日本ホームパーティー協会ワインアドバイザーのhiroです。

毎年11月第3木曜日(今年は11月19日)に解禁となる、最新のボージョレ・ヌーヴォー(「ボジョレー・ヌーボー」とも)、日本への到着がニュースになったり、解禁日の午前0時に合わせたイベントがあったりと、話題に事欠きません。
これをお読みになっている方の中には、ボージョレ・ヌーヴォーの解禁に合わせて、ホームパーティーを開かれる方もいらっしゃるかと思います。

そこで、今回は解禁日の直前ということもありますので、そのボージョレ・ヌーヴォーについて少し触れたいと思います。

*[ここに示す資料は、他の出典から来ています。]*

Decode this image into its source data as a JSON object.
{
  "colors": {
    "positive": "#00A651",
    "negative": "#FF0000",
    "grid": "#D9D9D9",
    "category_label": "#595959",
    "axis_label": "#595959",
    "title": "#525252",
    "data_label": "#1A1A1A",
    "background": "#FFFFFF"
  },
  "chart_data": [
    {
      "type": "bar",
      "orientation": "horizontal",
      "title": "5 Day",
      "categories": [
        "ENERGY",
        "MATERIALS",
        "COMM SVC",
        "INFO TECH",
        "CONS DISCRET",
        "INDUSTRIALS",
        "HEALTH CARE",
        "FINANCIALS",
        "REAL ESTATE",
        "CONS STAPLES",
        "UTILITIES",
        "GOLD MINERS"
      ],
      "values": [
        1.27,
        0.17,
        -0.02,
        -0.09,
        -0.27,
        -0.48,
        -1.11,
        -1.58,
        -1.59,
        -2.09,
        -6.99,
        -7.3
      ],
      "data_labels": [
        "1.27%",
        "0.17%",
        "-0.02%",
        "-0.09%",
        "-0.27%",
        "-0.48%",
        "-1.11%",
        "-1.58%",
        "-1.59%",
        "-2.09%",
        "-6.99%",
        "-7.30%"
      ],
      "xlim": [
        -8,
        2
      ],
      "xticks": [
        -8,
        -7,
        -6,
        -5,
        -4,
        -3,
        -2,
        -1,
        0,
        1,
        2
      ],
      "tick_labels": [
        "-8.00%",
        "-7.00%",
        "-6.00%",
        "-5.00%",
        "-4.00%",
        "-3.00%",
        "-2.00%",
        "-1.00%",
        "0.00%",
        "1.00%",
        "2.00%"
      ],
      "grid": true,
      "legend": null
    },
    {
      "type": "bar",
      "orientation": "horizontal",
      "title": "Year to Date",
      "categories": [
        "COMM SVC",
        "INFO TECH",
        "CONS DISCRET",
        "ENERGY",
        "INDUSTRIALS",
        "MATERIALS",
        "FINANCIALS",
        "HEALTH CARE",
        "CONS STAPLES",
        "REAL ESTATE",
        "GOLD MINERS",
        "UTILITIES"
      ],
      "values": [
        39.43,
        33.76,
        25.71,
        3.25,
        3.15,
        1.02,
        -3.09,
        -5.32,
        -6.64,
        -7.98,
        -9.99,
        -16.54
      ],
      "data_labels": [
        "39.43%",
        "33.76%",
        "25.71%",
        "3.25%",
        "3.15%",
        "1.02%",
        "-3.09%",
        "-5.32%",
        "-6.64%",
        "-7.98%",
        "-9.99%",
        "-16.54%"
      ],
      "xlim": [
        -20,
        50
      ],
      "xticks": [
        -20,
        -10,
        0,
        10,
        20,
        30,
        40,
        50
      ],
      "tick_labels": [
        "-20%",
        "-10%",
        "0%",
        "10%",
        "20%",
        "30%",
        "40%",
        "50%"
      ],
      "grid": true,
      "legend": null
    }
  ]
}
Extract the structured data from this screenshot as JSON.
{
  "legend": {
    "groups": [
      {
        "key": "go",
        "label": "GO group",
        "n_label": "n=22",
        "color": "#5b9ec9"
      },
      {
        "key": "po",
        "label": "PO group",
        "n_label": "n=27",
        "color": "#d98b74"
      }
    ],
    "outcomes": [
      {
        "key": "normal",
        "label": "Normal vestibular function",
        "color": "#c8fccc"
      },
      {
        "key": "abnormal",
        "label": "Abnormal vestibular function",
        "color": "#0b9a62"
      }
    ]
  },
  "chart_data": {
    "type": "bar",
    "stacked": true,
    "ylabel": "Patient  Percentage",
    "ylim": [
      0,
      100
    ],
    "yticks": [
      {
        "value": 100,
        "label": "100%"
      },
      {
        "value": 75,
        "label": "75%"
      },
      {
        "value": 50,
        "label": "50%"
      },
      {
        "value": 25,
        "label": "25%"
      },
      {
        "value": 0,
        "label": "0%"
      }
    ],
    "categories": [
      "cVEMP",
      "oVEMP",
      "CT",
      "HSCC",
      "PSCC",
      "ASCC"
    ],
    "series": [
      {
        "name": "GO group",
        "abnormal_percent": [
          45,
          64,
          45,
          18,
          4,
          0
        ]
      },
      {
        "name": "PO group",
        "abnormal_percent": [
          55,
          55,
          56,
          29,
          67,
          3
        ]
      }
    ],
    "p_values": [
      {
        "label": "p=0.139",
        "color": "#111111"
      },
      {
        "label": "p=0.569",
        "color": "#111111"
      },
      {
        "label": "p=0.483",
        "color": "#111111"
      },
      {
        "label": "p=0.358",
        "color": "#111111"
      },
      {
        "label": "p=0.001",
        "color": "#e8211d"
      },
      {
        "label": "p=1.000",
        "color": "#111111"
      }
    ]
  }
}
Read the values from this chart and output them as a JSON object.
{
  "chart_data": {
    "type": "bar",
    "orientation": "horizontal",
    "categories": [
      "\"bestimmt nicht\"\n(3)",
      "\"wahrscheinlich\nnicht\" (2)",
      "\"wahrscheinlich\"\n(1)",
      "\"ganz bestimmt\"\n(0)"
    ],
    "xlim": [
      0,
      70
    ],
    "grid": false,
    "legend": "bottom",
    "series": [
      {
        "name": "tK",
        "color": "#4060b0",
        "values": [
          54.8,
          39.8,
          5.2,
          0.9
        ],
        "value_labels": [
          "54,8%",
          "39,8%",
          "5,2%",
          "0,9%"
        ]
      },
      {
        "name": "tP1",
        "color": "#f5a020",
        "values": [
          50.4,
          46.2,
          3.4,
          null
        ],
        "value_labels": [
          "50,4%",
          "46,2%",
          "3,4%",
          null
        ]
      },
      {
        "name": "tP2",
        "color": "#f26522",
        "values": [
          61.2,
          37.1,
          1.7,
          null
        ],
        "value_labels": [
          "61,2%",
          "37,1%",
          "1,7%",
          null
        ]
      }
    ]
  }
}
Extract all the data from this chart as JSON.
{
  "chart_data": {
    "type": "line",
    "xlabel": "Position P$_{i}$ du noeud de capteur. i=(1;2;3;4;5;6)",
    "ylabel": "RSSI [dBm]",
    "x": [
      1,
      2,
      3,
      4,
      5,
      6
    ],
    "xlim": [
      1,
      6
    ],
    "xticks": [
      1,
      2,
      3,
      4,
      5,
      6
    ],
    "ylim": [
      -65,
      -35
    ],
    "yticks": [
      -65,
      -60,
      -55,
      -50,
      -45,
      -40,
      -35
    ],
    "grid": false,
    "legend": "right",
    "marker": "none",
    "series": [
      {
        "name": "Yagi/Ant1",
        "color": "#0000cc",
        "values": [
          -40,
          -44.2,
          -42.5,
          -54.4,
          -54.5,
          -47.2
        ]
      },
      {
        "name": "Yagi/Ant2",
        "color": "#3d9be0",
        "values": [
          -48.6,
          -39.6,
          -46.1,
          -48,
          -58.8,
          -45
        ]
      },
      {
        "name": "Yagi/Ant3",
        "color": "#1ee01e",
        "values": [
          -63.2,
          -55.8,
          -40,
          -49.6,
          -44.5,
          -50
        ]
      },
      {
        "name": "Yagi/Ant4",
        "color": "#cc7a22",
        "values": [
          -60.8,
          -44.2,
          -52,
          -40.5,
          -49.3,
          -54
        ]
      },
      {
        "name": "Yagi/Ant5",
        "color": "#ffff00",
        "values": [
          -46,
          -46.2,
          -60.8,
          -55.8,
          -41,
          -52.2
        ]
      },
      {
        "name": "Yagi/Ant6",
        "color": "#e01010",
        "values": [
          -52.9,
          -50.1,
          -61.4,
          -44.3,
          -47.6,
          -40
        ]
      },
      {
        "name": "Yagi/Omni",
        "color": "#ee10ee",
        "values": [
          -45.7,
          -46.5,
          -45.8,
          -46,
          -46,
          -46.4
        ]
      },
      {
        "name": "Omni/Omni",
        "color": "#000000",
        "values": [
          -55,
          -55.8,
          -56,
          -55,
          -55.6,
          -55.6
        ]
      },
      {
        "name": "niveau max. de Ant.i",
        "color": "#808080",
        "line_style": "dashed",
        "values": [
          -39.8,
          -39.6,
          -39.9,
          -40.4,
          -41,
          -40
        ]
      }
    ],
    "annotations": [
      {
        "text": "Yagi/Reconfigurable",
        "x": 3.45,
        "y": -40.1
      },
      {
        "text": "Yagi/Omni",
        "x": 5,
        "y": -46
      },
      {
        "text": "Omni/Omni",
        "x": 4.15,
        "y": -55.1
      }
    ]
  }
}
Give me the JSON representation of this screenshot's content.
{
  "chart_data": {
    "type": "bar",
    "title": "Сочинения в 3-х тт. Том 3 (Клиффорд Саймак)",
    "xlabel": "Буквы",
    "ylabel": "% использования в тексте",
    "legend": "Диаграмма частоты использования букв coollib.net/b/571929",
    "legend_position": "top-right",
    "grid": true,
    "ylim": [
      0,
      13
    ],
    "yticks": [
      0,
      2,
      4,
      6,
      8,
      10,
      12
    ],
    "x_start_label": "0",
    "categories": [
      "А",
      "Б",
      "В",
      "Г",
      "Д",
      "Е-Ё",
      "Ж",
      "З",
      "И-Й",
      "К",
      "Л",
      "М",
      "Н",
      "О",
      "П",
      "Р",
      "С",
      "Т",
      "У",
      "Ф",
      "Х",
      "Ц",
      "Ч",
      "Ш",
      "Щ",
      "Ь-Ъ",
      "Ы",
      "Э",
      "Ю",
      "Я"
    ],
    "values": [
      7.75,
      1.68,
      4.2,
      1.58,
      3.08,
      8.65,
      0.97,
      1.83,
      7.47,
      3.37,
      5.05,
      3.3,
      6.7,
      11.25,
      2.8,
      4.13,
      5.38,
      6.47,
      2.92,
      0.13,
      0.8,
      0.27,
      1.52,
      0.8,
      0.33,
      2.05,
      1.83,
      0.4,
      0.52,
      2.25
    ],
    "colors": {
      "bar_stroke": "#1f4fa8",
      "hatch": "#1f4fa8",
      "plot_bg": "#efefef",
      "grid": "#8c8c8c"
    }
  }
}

ボージョレ・ヌーヴォーの「ヌーヴォー」は冒頭にも触れたとおり「新しい」という意味。この場合は「新酒」という意味ですね。また「ボージョレ」は、フランスの地方名で、美食で有名なフランス中央部にある街リヨンのすぐ北に位置する一体の名前ですので、
「ボージョレ・ヌーヴォー」=「ボージョレ地方でその年に収穫されたブドウで造られたワイン」
を意味するのです。

今年ですと、2015年秋に収穫されたブドウから造られたボージョレ地方のワイン、ですね。

そうです!
「ボージョレ・ヌーヴォー」はその年の収穫と新酒を祝うイベントなんです!

春先に芽吹き、花を咲かせ、夏の太陽を浴びて、秋に熟したブドウ。
そのブドウから造られたワインで収穫に感謝する・・・ロマンティックですよね。

ボージョレ・ヌーヴォー

では、ボージョレ・ヌーヴォーはどんなワインなのでしょう?

ボージョレ・ヌーヴォーは様々な生産者やメーカーがリリースしているので一概にいえないところはあるのですが、その特徴を簡単にまとめるとこんなところです。

  • 美しい濃いルビー色
  • 渋みが少なく、非常にフルーティー
  • ポークやチキン、チーズと幅広い食材との合わせやすい

この中の渋みが少ないという点と、ポークやチキン、チーズと合わせやすいというのは大きなポイントです。

赤ワインがあまり得意ではない方の多くが、渋みを苦手な点として挙げられますが、渋みの少ないボージョレ・ヌーヴォーは、そういった方にも楽しんでもらいやすい「赤ワイン」です。さらにホームパーティーでよく使われる食材であるポークやチキン、チーズと合わせやすいのは、パーティーの席でもお出ししやすくなることにつながります。

話題性があって、美しい色合いでテーブルを飾れる。
その上、お料理とも合わせやすいなんて、逃がす手はないですよね?

さて、そんなボージョレ・ヌーヴォーで見かけるのはほとんどが赤ワインばかりかと思いますが、実は少量だけですがロゼワインもあるんです

ロゼのボージョレ・ヌーヴォー

ボージョレ・ヌーヴォーの赤もロゼも全く同じ種類のブドウから造られているのですが、ちょっとした製法の違いから別々に仕込みが行われています。(仕込み方については少々込み入った話しとなりますので、また別の機会に譲りたいと思います。)

赤ワインとは異なり、渋みはほとんどなく、果実味(フルーティーさ)がより前面にでてきますので、赤ワインがどうしても苦手、というお客様がいらしても、同じボージョレ・ヌーヴォーでおもてなしができます。
また赤ワインではなかなか合わせづらい魚料理でもロゼワインなら相性も問題なし。ボージョレ・ヌーヴォーのロゼワインと赤ワインでほとんどのお料理を楽しんでいただけることでしょう。

ポークやチキンなどのお料理には、赤かロゼのボージョレ・ヌーヴォーを
魚料理や軽いチーズには、ロゼのボージョレ・ヌーヴォーを

いろいろな生産者やメーカーによる色合いや香り、味わいの違いを楽しみつつ、お料理に幅広く合わせられることで楽しみ方はより広く。しかもロマンティックさも併せ持つボージョレ・ヌーヴォー。
パーティーの席でその年のことを思い返しながらいただくにはもってこいのワインではないでしょうか。

これまで余り飲んだことがない方も、また毎年楽しまれている方も、今年のボージョレ・ヌーヴォーがどんなワインなのか、今年の出来事を思い返しつつ、楽しんでみてはいかがでしょうか。